Il y a trente ans, Malik Oussekine était matraqué à mort : "C'est important de ne pas oublier"

par Youen TANGUY
Publié le 6 décembre 2016 à 6h00
Il y a trente ans, Malik Oussekine était matraqué à mort : "C'est important de ne pas oublier"
Source : Michel GANGNE / AFP

COMMÉMORATION - Dans la nuit du 5 au 6 décembre 1986, en plein conflit gouvernement-étudiants, Malik Oussekine, 22 ans, était matraqué à mort par deux policiers de la brigade des "voltigeurs" dans le hall d'un immeuble parisien. Trente ans après, sa mort reste le symbole de la répression policière.

Décembre 1986. Les étudiants sont dans la rue pour dénoncer le projet de loi sur l'enseignement supérieur d'Alain Devaquet, alors ministre délégué chargé de la Recherche et des Universités. Ils dénoncent l'introduction d'une sélection à l'entrée de l'université et organisent parmi les plus importantes manifestations de jeunes depuis mai 68. La manifestation du 5 décembre est particulièrement électrique. Les autorités font appel à la brigade des "voltigeurs motoportés", des duos de policiers à moto. L'un conduit le véhicule, l'autre, armé d'une matraque, est chargé d'évacuer les "casseurs".

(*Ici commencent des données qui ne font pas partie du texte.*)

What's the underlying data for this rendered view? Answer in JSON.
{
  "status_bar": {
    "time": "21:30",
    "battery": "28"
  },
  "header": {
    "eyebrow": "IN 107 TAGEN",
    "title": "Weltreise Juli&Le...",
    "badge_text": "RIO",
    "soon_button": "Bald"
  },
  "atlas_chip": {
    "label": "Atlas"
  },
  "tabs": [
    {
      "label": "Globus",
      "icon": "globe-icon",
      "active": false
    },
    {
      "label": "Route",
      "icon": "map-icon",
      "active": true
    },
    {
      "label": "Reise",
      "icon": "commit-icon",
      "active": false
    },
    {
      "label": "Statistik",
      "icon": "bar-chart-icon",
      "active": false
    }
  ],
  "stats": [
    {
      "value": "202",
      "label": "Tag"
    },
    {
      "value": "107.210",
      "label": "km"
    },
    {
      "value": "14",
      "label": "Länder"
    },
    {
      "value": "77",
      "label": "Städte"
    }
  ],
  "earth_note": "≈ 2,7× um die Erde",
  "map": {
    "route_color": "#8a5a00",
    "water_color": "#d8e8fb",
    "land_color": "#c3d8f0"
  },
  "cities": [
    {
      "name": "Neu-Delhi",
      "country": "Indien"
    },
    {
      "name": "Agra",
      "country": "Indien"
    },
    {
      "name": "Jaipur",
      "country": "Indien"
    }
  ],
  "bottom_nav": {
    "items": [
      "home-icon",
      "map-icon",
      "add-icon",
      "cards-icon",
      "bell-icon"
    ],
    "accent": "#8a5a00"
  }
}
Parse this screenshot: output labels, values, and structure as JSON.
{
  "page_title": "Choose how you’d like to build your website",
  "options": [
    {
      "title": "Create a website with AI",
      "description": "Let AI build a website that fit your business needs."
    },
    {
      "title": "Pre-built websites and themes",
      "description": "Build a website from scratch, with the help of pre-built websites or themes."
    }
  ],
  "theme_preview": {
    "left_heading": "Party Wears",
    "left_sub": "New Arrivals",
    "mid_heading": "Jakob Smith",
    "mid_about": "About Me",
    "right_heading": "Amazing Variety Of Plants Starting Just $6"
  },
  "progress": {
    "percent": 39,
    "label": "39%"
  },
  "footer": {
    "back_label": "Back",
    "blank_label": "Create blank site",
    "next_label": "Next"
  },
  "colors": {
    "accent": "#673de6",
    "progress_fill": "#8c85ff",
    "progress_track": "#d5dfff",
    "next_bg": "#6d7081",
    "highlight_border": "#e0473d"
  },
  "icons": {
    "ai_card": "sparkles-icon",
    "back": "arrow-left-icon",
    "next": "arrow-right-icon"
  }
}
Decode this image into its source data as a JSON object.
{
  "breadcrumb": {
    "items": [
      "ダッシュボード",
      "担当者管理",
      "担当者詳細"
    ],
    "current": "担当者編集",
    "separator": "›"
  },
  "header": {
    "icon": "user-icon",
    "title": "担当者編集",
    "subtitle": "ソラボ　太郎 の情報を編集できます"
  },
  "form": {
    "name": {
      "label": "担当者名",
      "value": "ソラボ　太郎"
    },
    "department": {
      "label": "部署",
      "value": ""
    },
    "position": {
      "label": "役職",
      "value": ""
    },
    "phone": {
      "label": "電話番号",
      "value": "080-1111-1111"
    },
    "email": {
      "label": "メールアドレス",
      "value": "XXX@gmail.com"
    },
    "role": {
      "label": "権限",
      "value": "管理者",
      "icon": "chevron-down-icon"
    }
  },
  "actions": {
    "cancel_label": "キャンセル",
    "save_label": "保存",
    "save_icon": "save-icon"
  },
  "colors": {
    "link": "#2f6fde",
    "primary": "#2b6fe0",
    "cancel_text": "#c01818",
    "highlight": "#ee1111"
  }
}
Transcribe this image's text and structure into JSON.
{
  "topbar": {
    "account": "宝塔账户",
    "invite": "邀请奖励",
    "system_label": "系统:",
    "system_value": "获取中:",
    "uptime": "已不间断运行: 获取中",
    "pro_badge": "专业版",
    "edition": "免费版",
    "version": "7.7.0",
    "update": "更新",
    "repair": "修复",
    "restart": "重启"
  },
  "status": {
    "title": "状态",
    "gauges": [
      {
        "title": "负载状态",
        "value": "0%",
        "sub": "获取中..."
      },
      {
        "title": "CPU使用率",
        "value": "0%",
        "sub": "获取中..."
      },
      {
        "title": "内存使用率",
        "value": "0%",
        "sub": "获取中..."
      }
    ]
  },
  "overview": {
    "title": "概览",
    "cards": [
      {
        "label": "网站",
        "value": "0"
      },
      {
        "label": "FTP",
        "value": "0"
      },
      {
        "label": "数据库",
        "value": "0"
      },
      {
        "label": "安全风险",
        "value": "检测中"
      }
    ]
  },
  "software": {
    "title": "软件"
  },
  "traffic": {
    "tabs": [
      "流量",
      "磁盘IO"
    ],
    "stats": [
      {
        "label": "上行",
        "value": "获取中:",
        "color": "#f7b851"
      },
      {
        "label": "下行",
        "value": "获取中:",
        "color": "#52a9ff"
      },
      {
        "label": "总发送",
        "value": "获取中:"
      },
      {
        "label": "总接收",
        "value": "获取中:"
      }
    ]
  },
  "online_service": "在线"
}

C'est sur cette brigade que Malik Oussekine tombera dans la nuit du 5 au 6 décembre. Ce Français de 22 ans, d'origine algérienne, est un étudiant sans histoire à l'Ecole supérieure des professions immobilières. Resté à l'écart du mouvement estudiantin depuis le début de la mobilisation, il voulait ce jour-là aller jeter un œil au cortège. 

Une fois la manifestation du 5 décembre terminée, quelques "casseurs" persistent. Aux alentours de minuit, dans le quartier latin (VIe arrondissement), certains d'entre eux tentent d'élever une barricade à l'angle des rues Monsieur le Prince et Vaugirard. Une unité de voltigeurs motoportés est alors dépêchée sur place. Quand ils arrivent, les deux hommes prennent immédiatement en chasse les "casseurs", qui se dispersent. Au même instant, Malik sort d'un club de jazz. C'est finalement lui qui sera poursuivi. Dans sa fuite, il part se réfugier dans un hall d'immeuble, dont la porte lui a été ouverte par un homme : Paul Bayzelon.

Retour sur l'affaire Malik OussekineSource : Sujet JT LCI
Cette vidéo n'est plus disponible

"J'ai vu le visage affolé d'un jeune homme"
Paul, témoin du drame

Seul témoin du drame, ce fonctionnaire au ministère des Finances, habitant l'immeuble du 20, rue Monsieur le Prince, a raconté : "Je rentrais chez moi. Au moment de refermer la porte après avoir composé le code, je vois le visage affolé d'un jeune homme. Je le fais passer et je veux refermer la porte". "Deux policiers s'engouffrent dans le hall, a-t-il poursuivi, se précipitent sur le type réfugié au fond et le frappent avec une violence incroyable. Il est tombé, ils ont continué à frapper à coups de matraque et de pieds dans le ventre et dans le dos. La victime se contentait de crier : 'je n'ai rien fait, je n'ai rien fait'". 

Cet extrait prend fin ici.